# Bird hunting



## triplebeard (Jul 31, 2002)

I am headed to the Bisbee area for a duck hunt and thought about bird hunting for a day in Southern ND on our way into Bisbee. I just wanted to try to get a half days hunt in if possible. Are there any good public lands fairly close to I-29? Should we expect most of the land to be posted or have to pay to hunt.

If anyone is interested in a swap hunt, I would gladly trade a North Dakota pheasant hunt on Oct 9th for 5 guys (probably just a half day) for a turkey hunt or ??? in northern Missouri.

Thanks in advance,

Charlie

[email protected]


----------



## KEN W (Feb 22, 2002)

If your going to be pheasant hunting on the 9th,it better be at a game preserve.The season opens on the 12th.


----------



## Fetch (Mar 1, 2002)

Oh Hell - I'm not going this year, try the Zeeland - Hauge area on this side of the river. Otherwise get you wallet out & go west where most of the birds are.
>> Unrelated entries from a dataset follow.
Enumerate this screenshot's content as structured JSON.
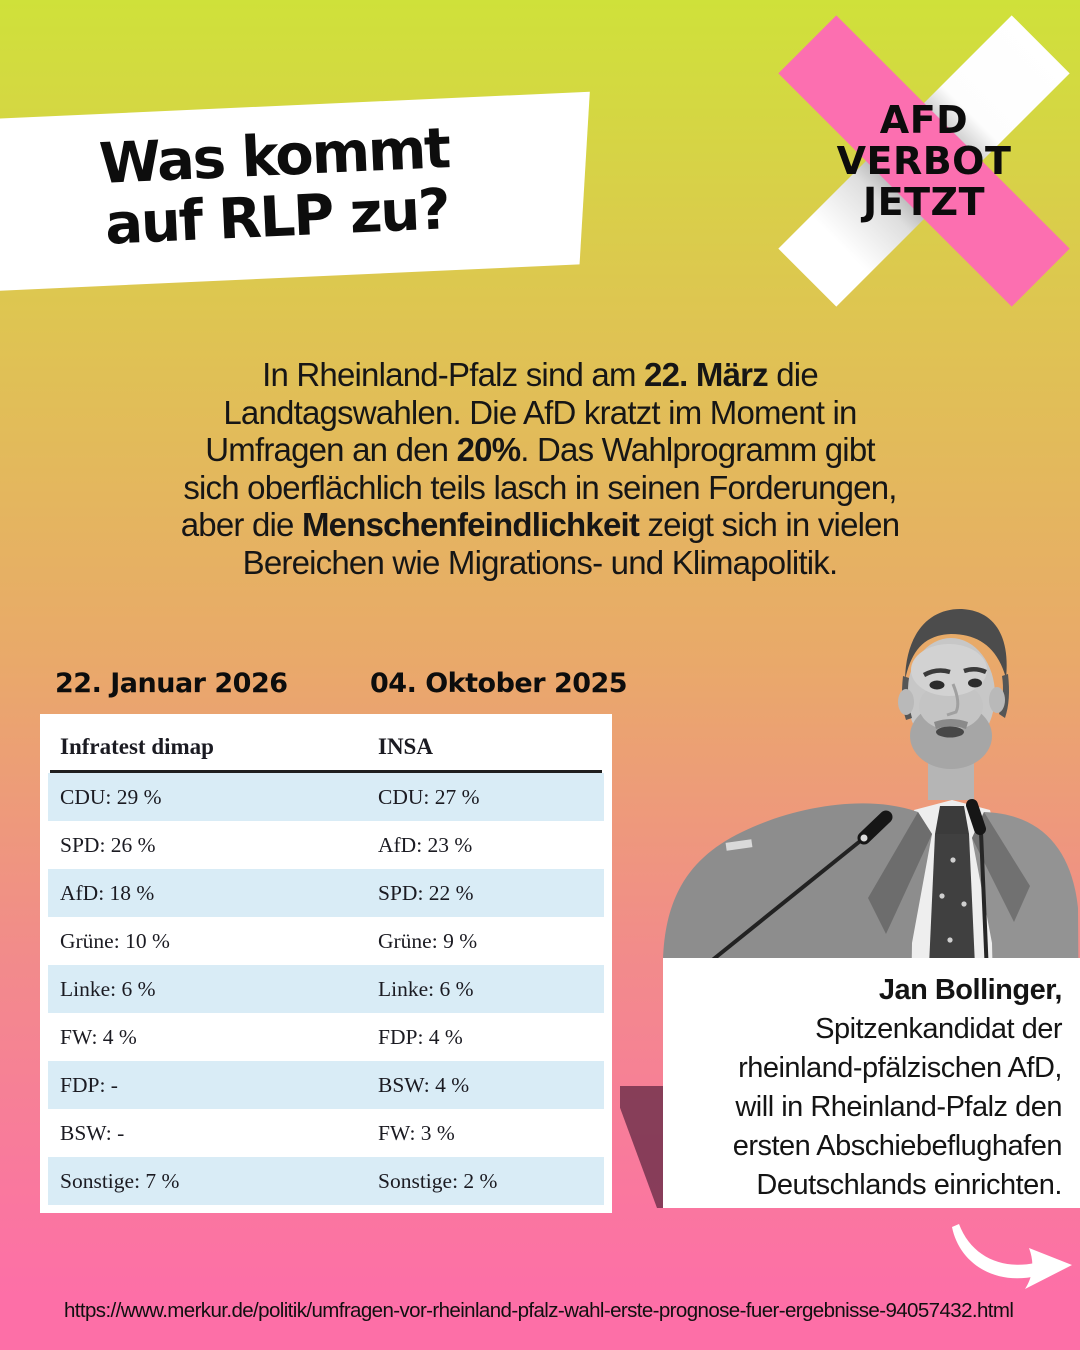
{
  "colors": {
    "gradient_top": "#cfe13a",
    "gradient_mid_orange": "#e9a96a",
    "gradient_bottom_pink": "#fd6fa7",
    "badge_pink": "#fc6fb0",
    "table_row_blue": "#d9ecf6",
    "photo_shadow_maroon": "#73324d"
  },
  "headline": {
    "lines": [
      "Was kommt",
      "auf RLP zu?"
    ]
  },
  "badge": {
    "lines": [
      "AFD",
      "VERBOT",
      "JETZT"
    ]
  },
  "intro": {
    "lines": [
      [
        {
          "t": "In Rheinland-Pfalz sind am "
        },
        {
          "t": "22. März",
          "b": true
        },
        {
          "t": " die"
        }
      ],
      [
        {
          "t": "Landtagswahlen. Die AfD kratzt im Moment in"
        }
      ],
      [
        {
          "t": "Umfragen an den "
        },
        {
          "t": "20%",
          "b": true
        },
        {
          "t": ". Das Wahlprogramm gibt"
        }
      ],
      [
        {
          "t": "sich oberflächlich teils lasch in seinen Forderungen,"
        }
      ],
      [
        {
          "t": "aber die "
        },
        {
          "t": "Menschenfeindlichkeit",
          "b": true
        },
        {
          "t": " zeigt sich in vielen"
        }
      ],
      [
        {
          "t": "Bereichen wie Migrations- und Klimapolitik."
        }
      ]
    ]
  },
  "polls": {
    "left": {
      "date": "22. Januar 2026",
      "institute": "Infratest dimap",
      "results": [
        "CDU: 29 %",
        "SPD: 26 %",
        "AfD: 18 %",
        "Grüne: 10 %",
        "Linke: 6 %",
        "FW: 4 %",
        "FDP: -",
        "BSW: -",
        "Sonstige: 7 %"
      ]
    },
    "right": {
      "date": "04. Oktober 2025",
      "institute": "INSA",
      "results": [
        "CDU: 27 %",
        "AfD: 23 %",
        "SPD: 22 %",
        "Grüne: 9 %",
        "Linke: 6 %",
        "FDP: 4 %",
        "BSW: 4 %",
        "FW: 3 %",
        "Sonstige: 2 %"
      ]
    }
  },
  "quote": {
    "lines": [
      [
        {
          "t": "Jan Bollinger,",
          "b": true
        }
      ],
      [
        {
          "t": "Spitzenkandidat der"
        }
      ],
      [
        {
          "t": "rheinland-pfälzischen AfD,"
        }
      ],
      [
        {
          "t": "will in Rheinland-Pfalz den"
        }
      ],
      [
        {
          "t": "ersten Abschiebeflughafen"
        }
      ],
      [
        {
          "t": "Deutschlands einrichten."
        }
      ]
    ]
  },
  "source_url": "https://www.merkur.de/politik/umfragen-vor-rheinland-pfalz-wahl-erste-prognose-fuer-ergebnisse-94057432.html",
  "chart_data": {
    "type": "table",
    "title": "Umfragen Landtagswahl Rheinland-Pfalz",
    "columns": [
      "Infratest dimap (22. Januar 2026)",
      "INSA (04. Oktober 2025)"
    ],
    "series": [
      {
        "name": "Infratest dimap",
        "date": "22. Januar 2026",
        "parties": [
          "CDU",
          "SPD",
          "AfD",
          "Grüne",
          "Linke",
          "FW",
          "FDP",
          "BSW",
          "Sonstige"
        ],
        "values": [
          29,
          26,
          18,
          10,
          6,
          4,
          null,
          null,
          7
        ]
      },
      {
        "name": "INSA",
        "date": "04. Oktober 2025",
        "parties": [
          "CDU",
          "AfD",
          "SPD",
          "Grüne",
          "Linke",
          "FDP",
          "BSW",
          "FW",
          "Sonstige"
        ],
        "values": [
          27,
          23,
          22,
          9,
          6,
          4,
          4,
          3,
          2
        ]
      }
    ]
  }
}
Maybe if ND wants to sell everything we have - I should out of spite - just give away all I know that is still free ??? :******:


----------



## triplebeard (Jul 31, 2002)

Well, if it opens the 12th I guess I'd better wait a few days so the WARDEN doesn't smack me in the face with a big 'ole fine. Thanks for the info.

Charlie


----------